Pathology foundation models (PFMs) have emerged as powerful pretrained encoders for computational pathology, but their robustness under clinically relevant distribution shifts remains insufficiently understood. We benchmark the robustness of recent PFMs in the setting of prostate cancer grading from whole-slide images (WSIs). Using the PANDA dataset, we evaluate PFMs as frozen patch-level feature extractors within weakly supervised slide-level grading models, and assess robustness to two important forms of distribution shift: shifts in WSI image appearance across collection sites, and shifts in the label distribution over cancer grade groups. Across in-distribution settings, PFMs consistently achieve strong performance and clearly outperform a natural-image baseline. Under cross-site transfer from Radboud to Karolinska, however, performance drops substantially for all models, showing that large-scale pretraining alone does not guarantee robust downstream generalization. In contrast, PFMs are less sensitive to label-distribution shift, indicating that visually grounded domain shift is the dominant challenge. Representation analysis further supports these findings by revealing persistent domain separation between sites across all PFMs. While grade-related structure is present, it is comparatively weak, indicating that domain-related variation dominates in the learned feature space. Together, these results provide a comprehensive benchmark of PFMs under distribution shift and highlight an important practical message: although PFMs provide strong representations, generalizability remains constrained by the quality and diversity of the data used to train downstream prediction models.

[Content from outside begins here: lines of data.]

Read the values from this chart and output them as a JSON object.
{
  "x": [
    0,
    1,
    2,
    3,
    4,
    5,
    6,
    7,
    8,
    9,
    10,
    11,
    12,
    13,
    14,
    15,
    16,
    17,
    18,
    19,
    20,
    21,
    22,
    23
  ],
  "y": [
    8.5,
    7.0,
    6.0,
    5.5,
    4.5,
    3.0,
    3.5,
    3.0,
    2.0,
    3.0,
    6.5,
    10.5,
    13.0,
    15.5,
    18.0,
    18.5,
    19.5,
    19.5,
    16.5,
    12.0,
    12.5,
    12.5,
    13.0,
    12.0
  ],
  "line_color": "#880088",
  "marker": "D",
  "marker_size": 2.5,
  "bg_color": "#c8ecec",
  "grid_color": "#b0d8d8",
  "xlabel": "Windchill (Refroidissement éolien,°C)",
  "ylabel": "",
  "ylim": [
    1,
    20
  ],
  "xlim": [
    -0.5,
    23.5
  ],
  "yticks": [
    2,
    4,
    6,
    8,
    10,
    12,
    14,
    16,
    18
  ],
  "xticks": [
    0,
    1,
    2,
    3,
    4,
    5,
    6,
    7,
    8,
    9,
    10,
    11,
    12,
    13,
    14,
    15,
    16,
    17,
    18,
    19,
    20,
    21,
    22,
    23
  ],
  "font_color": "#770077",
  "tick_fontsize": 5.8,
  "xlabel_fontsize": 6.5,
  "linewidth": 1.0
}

翻译：病理基础模型（PFM）已成为计算病理学中强大的预训练编码器，但其在临床相关分布偏移下的鲁棒性尚未得到充分理解。我们以全景切片图像（WSI）的前列腺癌分级为场景，对近期PFM的鲁棒性进行了基准测试。利用PANDA数据集，我们将PFM作为弱监督切片级分级模型中的冻结图块级特征提取器进行评估，并检验其对两种重要分布偏移的鲁棒性：不同采集站点间WSI图像外观的偏移，以及癌症分级标签分布的偏移。在分布内设置下，PFM始终表现优异，且明显优于自然图像基线。然而，在从Radboud到Karolinska的跨站点迁移中，所有模型的性能均显著下降，表明大规模预训练本身并不能保证鲁棒的下游泛化能力。相比之下，PFM对标签分布偏移的敏感性较低，这表明视觉上的域偏移是主要挑战。表征分析进一步支持了这些发现，揭示了所有PFM在不同站点间均存在持续的域分离。尽管存在与分级相关的结构，但其相对较弱，表明在学习的特征空间中，域相关变异占据主导地位。综合来看，这些结果为分布偏移下的PFM提供了全面的基准测试，并强调了一个重要的实践启示：尽管PFM提供了强大的表征，但其泛化能力仍受限于下游预测模型训练数据的质量与多样性。